Mit den Tränen kämpft auch Alexander Rybak, der vor der Menge ohne Begleitung auf der Violine spielt. Der Sieger des Eurovision Song Contest 2009 kam als Vierjähriger mit seinen Eltern aus Weißrussland nach Norwegen. Als "starkes Signal" gegen Zuwanderung, für die sich die regierenden Sozialdemokraten starkgemacht hätten, hatte der Attentäter Breivik die Morde am Montagmittag einem Osloer Haftrichter begründet.

"Menschen sind wir doch nur", sagt am Abend die Hausfrau Lill Seljord, "weil wir den Hass überwinden können. Wir sind mehr als das Böse, das in uns ist." Und ihr Mann Jonas fügt hinzu: "Wir müssen und werden jetzt zusammenstehen."

Doch einfach wird die kollektive Umarmung nicht. Zerknirscht räumen die Behörden nun ein, bereits im März auf Breivik aufmerksam geworden zu sein - und nichts unternommen zu haben. Der 32-Jährige sei auf einer Liste von 50 bis 60 Personen aufgetaucht, nachdem er bei einem polnischen Chemieunternehmen einen Einkauf im Wert von umgerechnet 15 Euro getätigt habe, so die Chefin des Polizeisicherheitsdienstes PST, Janne Kristiansen. Die Firma stehe unter Beobachtung, Breiviks Order sei aber zu unbedeutend gewesen, um weiter verfolgt zu werden. "Wir hatten absolut nichts gegen Behring Breivik in der Hand, er lebte ein unglaublich gesetzestreues Leben", rechtfertigt sich Kristiansen.

Zuvor war bereits aus polnischen Sicherheitskreisen verlautet, dass Breivik Chemikalien zum Bau von Bomben über das Internet unter anderem bei einer Firma in Breslau bestellt habe. Es habe sich aber um legale Substanzen gehandelt. Auf Bitten der norwegischen Polizei sei der Inhaber des Unternehmens befragt worden.

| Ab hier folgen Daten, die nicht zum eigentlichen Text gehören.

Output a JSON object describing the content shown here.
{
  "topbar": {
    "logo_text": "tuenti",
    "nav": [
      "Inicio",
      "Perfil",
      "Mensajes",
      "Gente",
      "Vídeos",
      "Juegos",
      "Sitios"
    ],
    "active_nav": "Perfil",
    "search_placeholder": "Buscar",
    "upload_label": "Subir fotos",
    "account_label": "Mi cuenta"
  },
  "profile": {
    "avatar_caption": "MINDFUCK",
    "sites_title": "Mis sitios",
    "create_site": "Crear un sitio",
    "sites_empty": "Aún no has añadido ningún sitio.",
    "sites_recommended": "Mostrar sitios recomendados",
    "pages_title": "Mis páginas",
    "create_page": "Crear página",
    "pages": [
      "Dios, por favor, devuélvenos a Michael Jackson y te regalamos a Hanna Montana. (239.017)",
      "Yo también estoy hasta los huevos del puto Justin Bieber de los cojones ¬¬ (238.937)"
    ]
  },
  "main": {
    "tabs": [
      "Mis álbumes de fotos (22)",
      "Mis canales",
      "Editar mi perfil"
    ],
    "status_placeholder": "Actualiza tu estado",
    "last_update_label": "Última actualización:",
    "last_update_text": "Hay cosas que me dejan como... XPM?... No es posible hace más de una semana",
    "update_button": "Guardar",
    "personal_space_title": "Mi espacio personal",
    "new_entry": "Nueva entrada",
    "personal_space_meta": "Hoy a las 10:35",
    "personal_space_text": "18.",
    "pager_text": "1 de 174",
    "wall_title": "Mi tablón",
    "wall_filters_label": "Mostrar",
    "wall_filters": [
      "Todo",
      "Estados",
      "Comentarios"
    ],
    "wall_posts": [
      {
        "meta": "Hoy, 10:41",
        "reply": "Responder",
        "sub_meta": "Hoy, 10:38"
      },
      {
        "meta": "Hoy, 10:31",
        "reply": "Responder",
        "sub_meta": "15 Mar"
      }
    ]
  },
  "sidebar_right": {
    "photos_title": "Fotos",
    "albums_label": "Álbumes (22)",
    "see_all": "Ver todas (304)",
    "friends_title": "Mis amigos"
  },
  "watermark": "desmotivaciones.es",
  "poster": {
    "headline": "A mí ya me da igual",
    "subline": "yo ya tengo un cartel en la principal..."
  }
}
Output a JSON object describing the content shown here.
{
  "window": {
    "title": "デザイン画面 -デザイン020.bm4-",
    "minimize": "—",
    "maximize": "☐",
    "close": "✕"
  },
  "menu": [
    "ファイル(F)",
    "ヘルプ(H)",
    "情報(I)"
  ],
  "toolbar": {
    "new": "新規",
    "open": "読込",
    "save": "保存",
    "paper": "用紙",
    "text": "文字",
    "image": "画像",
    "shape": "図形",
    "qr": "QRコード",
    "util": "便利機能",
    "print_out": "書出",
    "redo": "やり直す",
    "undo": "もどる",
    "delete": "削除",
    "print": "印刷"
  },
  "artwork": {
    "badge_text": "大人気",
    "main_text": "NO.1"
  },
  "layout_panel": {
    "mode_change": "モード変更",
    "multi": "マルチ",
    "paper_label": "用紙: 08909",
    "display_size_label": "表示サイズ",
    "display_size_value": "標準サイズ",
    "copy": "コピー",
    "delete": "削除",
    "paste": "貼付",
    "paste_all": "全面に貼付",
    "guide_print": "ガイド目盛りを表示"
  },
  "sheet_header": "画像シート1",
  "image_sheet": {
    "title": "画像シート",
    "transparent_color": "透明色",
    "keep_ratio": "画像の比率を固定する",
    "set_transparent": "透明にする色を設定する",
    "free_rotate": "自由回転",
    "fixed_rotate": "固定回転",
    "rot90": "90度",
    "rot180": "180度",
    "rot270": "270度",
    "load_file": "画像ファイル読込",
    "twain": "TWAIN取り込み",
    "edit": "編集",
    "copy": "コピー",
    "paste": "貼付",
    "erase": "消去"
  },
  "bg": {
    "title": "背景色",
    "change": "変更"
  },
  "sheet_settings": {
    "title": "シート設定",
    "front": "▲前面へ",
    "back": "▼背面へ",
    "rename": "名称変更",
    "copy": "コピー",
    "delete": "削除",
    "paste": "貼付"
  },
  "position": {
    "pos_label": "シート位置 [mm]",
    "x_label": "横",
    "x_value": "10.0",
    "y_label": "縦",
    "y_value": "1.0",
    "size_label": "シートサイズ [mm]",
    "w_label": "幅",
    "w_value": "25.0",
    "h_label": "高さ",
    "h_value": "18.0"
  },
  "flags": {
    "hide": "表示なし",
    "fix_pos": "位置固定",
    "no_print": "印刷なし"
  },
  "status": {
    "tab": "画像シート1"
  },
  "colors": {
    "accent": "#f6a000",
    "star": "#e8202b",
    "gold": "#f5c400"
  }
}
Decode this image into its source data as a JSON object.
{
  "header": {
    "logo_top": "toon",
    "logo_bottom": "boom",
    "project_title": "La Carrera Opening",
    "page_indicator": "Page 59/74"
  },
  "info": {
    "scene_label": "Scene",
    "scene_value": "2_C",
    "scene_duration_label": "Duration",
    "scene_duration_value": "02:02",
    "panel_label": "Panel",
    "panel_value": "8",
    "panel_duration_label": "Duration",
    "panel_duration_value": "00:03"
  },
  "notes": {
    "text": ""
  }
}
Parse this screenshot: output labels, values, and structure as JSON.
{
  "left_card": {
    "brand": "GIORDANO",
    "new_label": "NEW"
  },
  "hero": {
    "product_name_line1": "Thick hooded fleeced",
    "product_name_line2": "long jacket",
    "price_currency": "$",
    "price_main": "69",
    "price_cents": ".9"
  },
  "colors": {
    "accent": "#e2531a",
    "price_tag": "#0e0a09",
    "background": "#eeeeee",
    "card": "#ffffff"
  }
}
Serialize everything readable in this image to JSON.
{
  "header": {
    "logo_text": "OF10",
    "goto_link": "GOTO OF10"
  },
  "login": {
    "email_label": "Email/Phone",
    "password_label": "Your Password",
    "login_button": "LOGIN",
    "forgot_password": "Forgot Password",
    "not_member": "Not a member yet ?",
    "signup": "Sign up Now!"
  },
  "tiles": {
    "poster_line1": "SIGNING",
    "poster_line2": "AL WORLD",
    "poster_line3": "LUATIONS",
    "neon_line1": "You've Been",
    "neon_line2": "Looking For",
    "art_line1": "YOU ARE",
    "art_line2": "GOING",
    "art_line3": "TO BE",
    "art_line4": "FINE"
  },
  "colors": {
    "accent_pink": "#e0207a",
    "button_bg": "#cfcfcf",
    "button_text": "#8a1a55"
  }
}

Die Kontakte wurden demnach aber als rein geschäftlich eingestuft.

Waren die Sicherheitskräfte wirklich so machtlos?

Nach offiziellen Angaben verlangte der Attentäter dort genau diejenigen Substanzen, die er laut seiner im Internet veröffentlichten 1500 Seiten starken Schrift zum Bau von Bomben benutzen wollte.

In dem Dokument schrieb der Verdächtige unter anderem von 300 Gramm Natriumnitrat zu einem Preis von umgerechnet zehn Euro, die er im vergangenen Dezember geordert habe. Bei eventuellen Fragen wollte er demnach angeben, das Salz zum Pökeln von Elchfleisch zu benötigen.

Breivik erstand dem Papier zufolge auch 150 Kilogramm Aluminiumpulver zu einem Preis von umgerechnet etwa 2000 Euro. Dieses hatte er am 1. März aber noch nicht erhalten. Bei Erkundungen zu dem Pulver wollte er seiner Schrift zufolge behaupten, dieses zur Aufwertung einer Bootsfarbe nutzen zu wollen.

Standen die Sicherheitskräfte dem bösartigen Talent des Anders Breivik also tatsächlich machtlos gegenüber, wie sie noch immer versichern? Es könnte sein, dass in Norwegen auf Schock, Trauer und Versöhnung schon bald die Skepsis folgt - und das Misstrauen.